Pierre O’Donoughue, Serge Séguin et Daniel Lucier, du parti du maire sortant Paul Leduc, ainsi que Claudio Benedetti, de l’équipe de Doreen Assaad, sont dans la mire de la Commission municipale du Québec.

Selon une plainte dont Le Journal a obtenu copie, les quatre élus auraient participé le 16 juin 2015 au vote d’une résolution dont ils étaient les bénéficiaires.

Frais de justice

La résolution prévoyait le paiement par la Ville de leurs frais juridiques de 180 000 $ pour porter un jugement en appel. Les conseillers venaient alors de perdre en première instance une cause en diffamation intentée par l’ex-maire Jean-Marc Pelletier.

Ce dernier reprochait à sept conseillers municipaux, dont les quatre toujours en poste, d’avoir détruit sa réputation dans les médias à l’époque où il était maire de 2005 à 2009. M. Pelletier avait notamment été comparé à la mascotte Youppi! et sa mission économique en Chine avait été qualifiée de « vacances ».
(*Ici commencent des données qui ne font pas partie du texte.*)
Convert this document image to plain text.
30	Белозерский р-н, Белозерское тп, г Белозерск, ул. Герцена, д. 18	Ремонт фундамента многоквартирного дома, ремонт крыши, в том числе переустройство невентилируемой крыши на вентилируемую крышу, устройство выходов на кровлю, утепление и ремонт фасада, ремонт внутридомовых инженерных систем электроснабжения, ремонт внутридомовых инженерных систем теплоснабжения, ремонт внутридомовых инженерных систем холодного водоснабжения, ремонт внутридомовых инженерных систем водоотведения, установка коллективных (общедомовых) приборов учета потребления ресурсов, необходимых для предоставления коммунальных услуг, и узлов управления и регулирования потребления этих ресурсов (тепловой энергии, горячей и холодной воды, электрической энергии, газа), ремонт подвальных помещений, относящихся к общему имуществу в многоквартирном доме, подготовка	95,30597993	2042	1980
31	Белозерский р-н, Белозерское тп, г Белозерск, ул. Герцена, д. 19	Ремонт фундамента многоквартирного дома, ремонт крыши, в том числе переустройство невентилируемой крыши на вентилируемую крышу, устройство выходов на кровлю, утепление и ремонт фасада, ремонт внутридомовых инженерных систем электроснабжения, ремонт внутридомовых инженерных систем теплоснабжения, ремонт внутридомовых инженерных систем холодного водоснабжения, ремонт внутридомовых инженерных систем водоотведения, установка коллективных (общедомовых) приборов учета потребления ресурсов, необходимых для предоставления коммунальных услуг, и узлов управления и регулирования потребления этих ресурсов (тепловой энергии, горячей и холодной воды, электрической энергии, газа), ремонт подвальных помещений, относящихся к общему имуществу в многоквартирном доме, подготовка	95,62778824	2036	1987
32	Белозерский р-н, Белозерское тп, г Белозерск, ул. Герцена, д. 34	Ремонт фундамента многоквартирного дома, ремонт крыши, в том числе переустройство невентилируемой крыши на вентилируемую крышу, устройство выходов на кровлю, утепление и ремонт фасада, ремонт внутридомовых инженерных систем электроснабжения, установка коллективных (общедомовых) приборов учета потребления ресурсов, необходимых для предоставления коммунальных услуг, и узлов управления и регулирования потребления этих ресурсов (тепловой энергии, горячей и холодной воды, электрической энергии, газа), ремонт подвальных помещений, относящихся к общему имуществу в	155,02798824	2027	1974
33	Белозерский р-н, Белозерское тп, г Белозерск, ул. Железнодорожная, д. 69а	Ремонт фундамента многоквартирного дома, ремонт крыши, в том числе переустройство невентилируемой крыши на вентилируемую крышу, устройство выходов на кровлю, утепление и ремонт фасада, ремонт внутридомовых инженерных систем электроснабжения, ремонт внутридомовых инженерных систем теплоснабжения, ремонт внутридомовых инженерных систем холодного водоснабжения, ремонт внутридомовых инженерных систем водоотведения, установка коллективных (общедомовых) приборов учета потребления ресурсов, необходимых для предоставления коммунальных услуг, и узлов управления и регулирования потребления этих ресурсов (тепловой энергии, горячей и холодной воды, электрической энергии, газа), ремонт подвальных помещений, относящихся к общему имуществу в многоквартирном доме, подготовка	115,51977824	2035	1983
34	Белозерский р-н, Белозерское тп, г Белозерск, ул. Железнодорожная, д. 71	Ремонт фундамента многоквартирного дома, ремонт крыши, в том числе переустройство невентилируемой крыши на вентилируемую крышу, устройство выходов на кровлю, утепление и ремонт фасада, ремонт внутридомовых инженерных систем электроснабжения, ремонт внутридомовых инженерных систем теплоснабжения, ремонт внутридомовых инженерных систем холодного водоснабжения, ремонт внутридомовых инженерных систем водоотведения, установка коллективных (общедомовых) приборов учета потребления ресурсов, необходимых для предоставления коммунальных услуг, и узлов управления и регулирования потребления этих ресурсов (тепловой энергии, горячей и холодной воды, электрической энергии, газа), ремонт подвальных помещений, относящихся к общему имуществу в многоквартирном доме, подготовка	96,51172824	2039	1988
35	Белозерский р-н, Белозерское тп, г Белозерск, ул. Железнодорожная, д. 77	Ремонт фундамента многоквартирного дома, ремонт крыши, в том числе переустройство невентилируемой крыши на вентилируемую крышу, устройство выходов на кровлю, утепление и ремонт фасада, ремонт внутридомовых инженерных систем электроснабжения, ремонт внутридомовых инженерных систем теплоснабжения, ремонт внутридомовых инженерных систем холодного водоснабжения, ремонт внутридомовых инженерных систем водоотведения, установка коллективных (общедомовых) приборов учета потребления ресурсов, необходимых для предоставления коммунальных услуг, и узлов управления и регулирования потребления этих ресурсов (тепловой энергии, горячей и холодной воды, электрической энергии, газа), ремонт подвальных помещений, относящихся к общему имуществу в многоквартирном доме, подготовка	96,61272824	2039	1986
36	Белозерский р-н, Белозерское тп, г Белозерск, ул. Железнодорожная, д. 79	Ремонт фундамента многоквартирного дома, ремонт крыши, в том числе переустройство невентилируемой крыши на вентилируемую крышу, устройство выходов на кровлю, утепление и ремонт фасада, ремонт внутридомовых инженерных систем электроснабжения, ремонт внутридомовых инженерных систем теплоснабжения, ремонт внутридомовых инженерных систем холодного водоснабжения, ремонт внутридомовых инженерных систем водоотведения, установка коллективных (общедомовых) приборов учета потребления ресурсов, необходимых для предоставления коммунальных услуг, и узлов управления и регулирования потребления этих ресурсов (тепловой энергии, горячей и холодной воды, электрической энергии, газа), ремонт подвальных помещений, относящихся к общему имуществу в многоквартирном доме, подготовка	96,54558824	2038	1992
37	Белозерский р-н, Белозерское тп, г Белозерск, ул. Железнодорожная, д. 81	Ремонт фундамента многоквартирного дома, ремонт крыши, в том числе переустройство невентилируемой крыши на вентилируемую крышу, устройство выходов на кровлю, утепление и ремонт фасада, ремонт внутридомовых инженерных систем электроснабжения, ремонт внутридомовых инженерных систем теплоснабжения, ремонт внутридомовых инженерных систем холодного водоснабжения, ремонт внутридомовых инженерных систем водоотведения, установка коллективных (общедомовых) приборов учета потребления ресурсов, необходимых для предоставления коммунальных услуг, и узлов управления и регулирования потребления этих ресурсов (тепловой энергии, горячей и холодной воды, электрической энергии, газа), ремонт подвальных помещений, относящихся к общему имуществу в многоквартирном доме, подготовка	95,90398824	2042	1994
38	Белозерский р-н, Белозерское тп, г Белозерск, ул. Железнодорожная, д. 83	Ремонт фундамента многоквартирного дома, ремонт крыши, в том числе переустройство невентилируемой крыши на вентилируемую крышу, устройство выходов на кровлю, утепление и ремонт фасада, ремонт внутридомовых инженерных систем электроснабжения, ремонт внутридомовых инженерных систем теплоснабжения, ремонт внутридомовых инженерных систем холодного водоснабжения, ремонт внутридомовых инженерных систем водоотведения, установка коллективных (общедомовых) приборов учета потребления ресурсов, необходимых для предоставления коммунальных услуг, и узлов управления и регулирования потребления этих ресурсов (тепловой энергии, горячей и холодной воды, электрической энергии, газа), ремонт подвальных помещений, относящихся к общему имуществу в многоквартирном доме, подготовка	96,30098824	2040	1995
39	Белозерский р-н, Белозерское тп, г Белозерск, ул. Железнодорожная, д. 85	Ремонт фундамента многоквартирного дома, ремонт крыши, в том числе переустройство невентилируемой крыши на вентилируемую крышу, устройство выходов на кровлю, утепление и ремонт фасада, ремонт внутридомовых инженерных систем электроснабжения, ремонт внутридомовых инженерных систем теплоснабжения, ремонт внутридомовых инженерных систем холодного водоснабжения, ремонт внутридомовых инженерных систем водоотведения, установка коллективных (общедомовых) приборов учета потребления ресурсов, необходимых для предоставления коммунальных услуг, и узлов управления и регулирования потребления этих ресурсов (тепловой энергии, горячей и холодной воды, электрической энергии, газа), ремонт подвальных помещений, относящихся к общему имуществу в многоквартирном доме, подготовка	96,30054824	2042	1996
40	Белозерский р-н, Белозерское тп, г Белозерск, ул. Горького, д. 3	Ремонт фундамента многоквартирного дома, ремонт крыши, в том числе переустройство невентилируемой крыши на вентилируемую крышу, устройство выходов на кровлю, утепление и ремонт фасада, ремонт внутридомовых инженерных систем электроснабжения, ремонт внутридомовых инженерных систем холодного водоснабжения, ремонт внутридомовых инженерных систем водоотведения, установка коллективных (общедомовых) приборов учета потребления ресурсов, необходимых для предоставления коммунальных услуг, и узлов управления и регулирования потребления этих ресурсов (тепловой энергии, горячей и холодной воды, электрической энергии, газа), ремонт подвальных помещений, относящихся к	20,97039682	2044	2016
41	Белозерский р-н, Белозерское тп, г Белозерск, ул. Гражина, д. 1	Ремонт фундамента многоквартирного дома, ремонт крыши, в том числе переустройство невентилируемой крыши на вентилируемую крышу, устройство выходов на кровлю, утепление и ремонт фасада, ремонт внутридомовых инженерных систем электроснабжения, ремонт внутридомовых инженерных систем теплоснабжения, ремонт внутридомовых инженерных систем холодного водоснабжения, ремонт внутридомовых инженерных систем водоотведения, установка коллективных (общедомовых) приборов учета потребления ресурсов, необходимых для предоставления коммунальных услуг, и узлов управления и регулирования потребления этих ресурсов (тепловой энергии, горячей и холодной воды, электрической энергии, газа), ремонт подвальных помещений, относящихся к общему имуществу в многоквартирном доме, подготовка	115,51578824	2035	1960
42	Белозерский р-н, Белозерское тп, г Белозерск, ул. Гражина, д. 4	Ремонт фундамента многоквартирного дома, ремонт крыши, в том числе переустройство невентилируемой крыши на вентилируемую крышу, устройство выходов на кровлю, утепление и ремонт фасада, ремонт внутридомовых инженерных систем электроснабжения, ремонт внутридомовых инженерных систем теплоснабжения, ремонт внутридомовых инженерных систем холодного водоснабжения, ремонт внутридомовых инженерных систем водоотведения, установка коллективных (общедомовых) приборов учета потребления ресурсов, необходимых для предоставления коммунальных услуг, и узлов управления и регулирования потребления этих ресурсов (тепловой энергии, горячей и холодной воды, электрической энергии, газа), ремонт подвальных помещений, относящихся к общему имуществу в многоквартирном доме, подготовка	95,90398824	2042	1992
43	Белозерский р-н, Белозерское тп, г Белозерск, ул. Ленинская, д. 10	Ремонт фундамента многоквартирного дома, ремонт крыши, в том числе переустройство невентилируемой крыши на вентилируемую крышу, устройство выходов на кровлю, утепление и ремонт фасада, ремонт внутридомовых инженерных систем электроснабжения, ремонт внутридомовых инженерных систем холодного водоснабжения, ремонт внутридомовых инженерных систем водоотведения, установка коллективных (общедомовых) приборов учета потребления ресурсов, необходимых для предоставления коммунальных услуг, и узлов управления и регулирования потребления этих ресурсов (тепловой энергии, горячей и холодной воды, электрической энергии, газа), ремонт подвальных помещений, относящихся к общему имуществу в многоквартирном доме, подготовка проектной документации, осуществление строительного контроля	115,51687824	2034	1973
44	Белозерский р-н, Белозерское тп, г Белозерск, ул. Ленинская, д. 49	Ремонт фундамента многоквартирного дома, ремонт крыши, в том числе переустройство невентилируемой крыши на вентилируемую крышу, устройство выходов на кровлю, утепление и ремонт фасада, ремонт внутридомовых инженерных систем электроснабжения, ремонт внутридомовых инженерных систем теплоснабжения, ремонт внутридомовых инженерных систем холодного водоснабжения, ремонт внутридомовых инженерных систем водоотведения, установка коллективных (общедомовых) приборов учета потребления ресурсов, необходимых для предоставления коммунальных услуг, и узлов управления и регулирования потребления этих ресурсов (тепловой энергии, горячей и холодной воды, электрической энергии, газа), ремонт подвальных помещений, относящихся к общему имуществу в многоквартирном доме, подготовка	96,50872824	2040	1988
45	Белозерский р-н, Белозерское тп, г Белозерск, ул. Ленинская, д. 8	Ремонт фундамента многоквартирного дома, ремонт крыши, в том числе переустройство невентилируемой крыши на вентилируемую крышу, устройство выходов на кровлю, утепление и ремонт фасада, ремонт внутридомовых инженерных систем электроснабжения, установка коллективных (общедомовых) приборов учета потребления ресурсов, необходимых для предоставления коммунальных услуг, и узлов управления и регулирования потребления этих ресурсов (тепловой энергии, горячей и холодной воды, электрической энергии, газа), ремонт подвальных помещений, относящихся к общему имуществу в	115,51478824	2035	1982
Pour Danielle Pilette, professeure à l’UQAM en affaires municipales, la faute des quatre élus ne fait aucun doute. « Ils auraient dû s’abstenir de voter », dit-elle.

Danielle Pilette, <i>professeure à l’UQAM</i>
Photo courtoisie
Danielle Pilette, professeure à l’UQAM

Selon la spécialiste, la faute est d’autant plus grande que la cause se base sur les propos publics des conseillers et non sur une décision administrative.

Autre manquement

« Leur vote donne l’impression qu’ils ont voulu se faire justice eux-mêmes avec l’argent de la Ville, déplore-t-elle. Ils ne font pas la différence entre leurs intérêts et ceux de la Ville. »

Selon Mme Pilette, malgré plusieurs abstentions, le vote aurait quand même pu se tenir avec un plus petit nombre de voix.

Ce qui avait d’ailleurs été le cas quelques minutes plus tôt lors de la même séance de conseil municipal. L’ex-conseiller de l’opposition, Steve Gagnon, s’était retiré d’un vote qui le concernait.

M. Gagnon avait mis en demeure son collègue Daniel Lucier et celui-ci demandait à la Ville le remboursement de frais juridiques de 3287 $.

Dans ce cas-là non plus, M. Lucier ne s’était pas abstenu, ce qui lui vaut d’ailleurs de faire l’objet d’une enquête pour ce deuxième manquement.

Soutien

Appelées à s’exprimer sur le sujet, les formations politiques des élus visés nous ont fait savoir par courriel qu’elles soutenaient leur candidat.

« On peut comparer cette situation avec les augmentations salariales que les élus sont appelés à se voter pour eux-mêmes », affirme par courriel Brossard Ensemble, pour défendre le geste de Claudio Benedetti.

Quant aux trois candidats de Priorité Brossard, « ils tiennent à mentionner que le service juridique de la Ville a été consulté avant la tenue du vote sur la résolution », a indiqué leur parti.

Ce que dit la loi

Le membre du conseil d’une municipalité qui est présent à une séance au moment où doit être prise en considération une question dans laquelle il a directement ou indirectement un intérêt pécuniaire particulier doit divulguer la nature générale de cet intérêt avant le début des délibérations sur cette question et s’abstenir de participer à celles-ci et de voter ou de tenter d’influencer le vote sur cette question.